The book is fairly lavishly illustrated beyond the photographs in the introductory section and there is a decent picture of each of the recipes on offer. There are also quite a number of shots showing steps in the cookery process for many dishes but I have to say that, while nicely composed and interesting, they are more decorative than useful and really could have been executed so as to be a bit more instructional.
Thankfully, though, the recipes are clearly written, easy to follow, and are supplemented by some helpful and informative cookery tips. One feature of this book (and, indeed, Cambodian cuisine as a whole) is that the dishes focus on fairly straightforward ingredients prepared with freshness and simplicity in mind. Thai cookery, like Malay or Indonesian cuisine, can be a bit daunting for some, given the complex spice blends and techniques they frequently employ, but there really is nothing too horrendously difficult in these pages.
As yet, I have mostly only browsed this book for inspiration and, thus far, the only recipe I have closely followed is the one for ‘Hot and Sour Fish Soup’. There are some very interesting dishes I want to sample, especially one for stuffed baby squid, but I am particularly looking forward to trying out an intriguing, but very simple, combination called ‘Minced Meat with Charred Aubergine’.

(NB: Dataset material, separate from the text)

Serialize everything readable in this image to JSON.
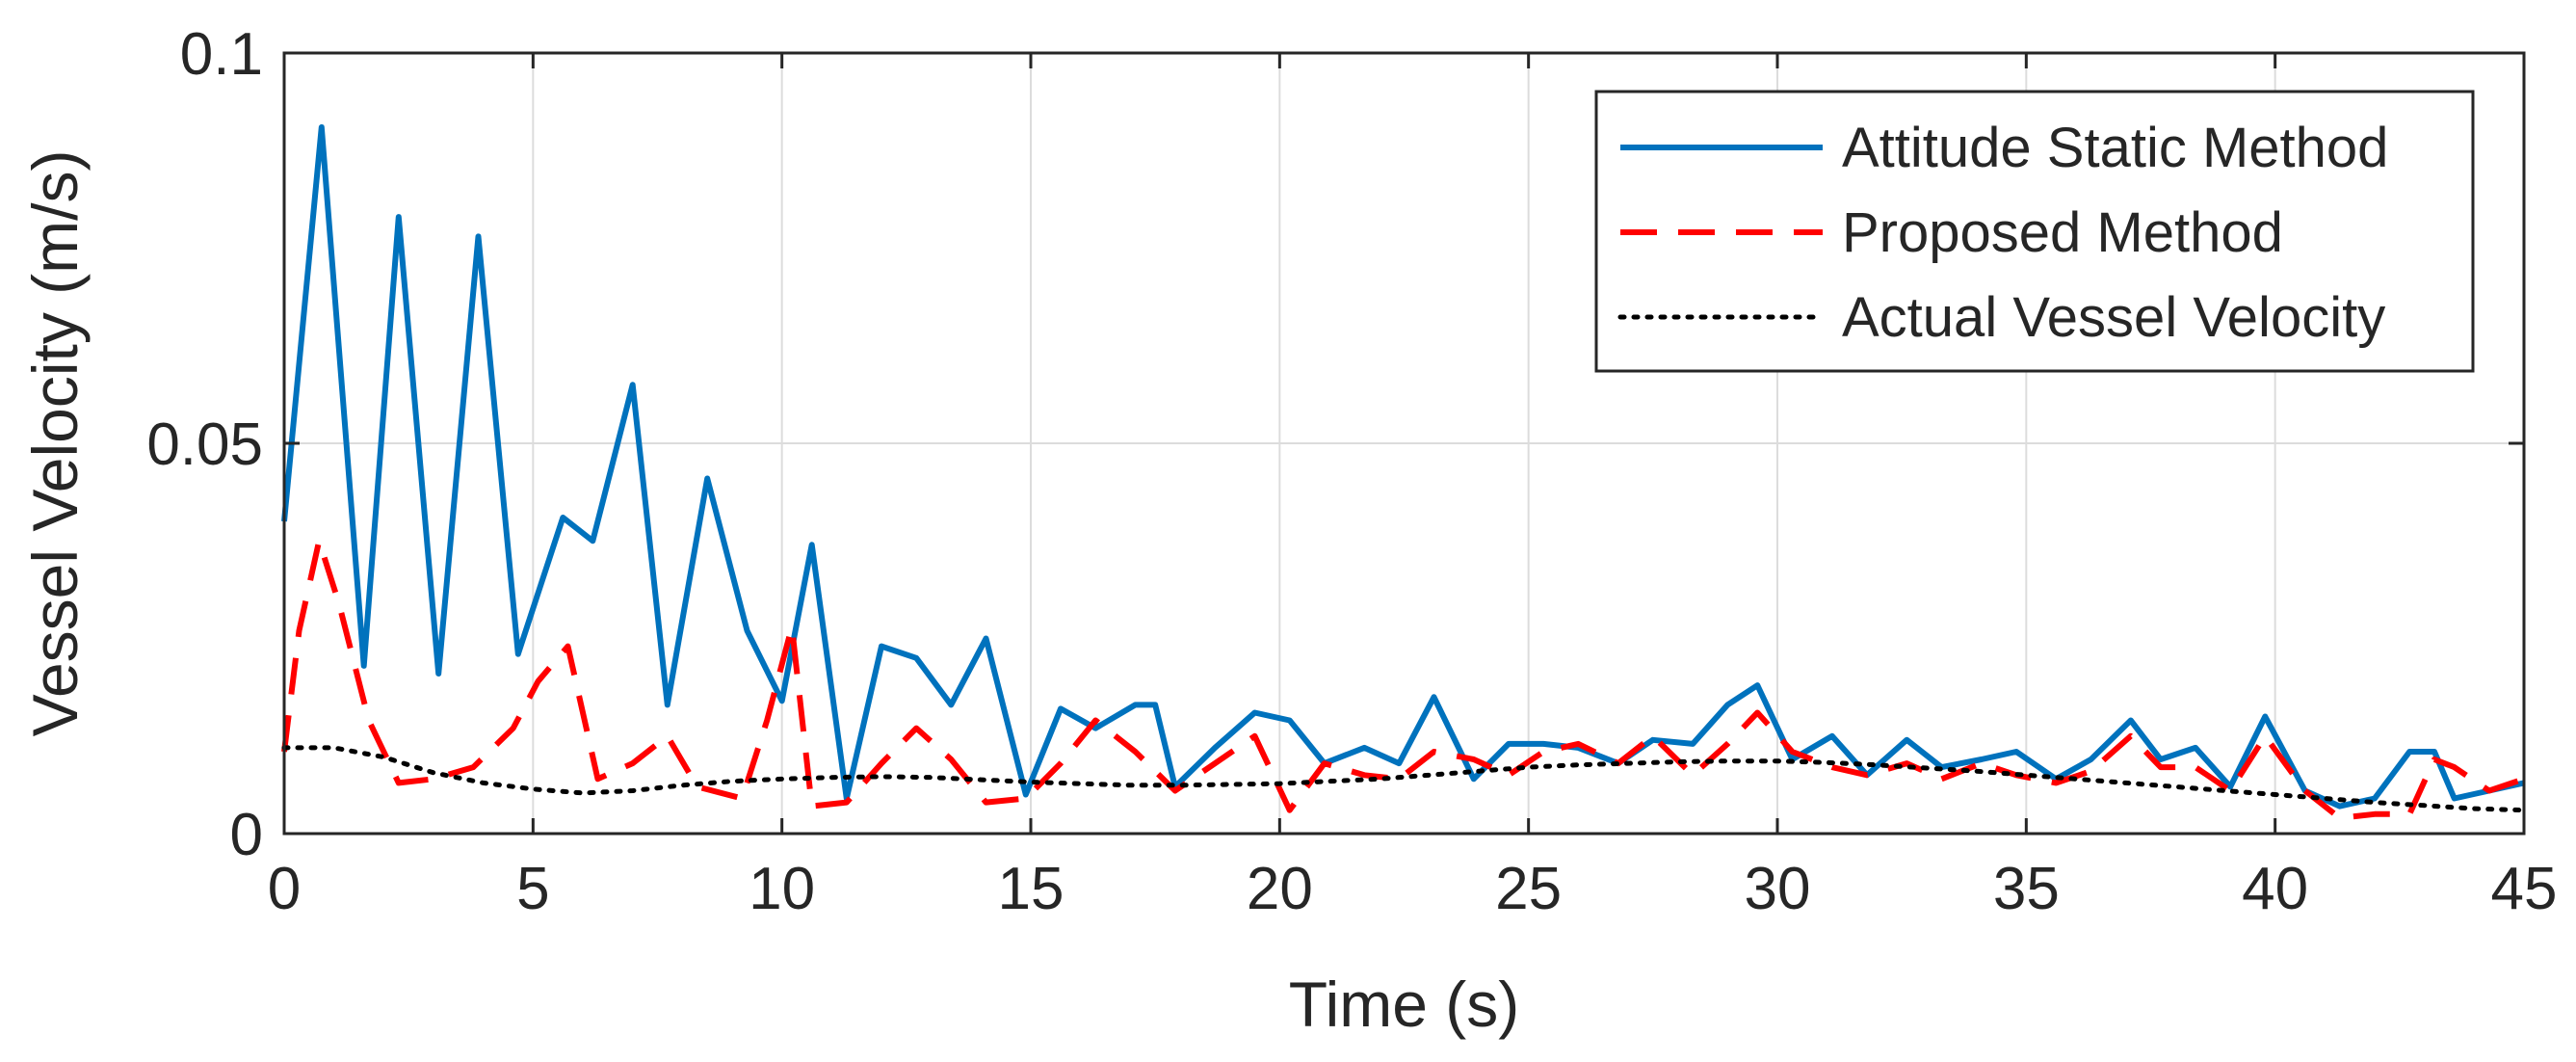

Generally, I am pleased with this book. Before buying a similar volume dedicated to Cambodian cuisine, I might insist on something with a little more comprehensive coverage of the food and a bit more than the 60 odd recipes provided here. That being said though, this is a pretty good introduction to the cuisine and the dishes presented are so relatively straightforward and simple as to make this a useful guide to those with only a little experience with the cookery of the region.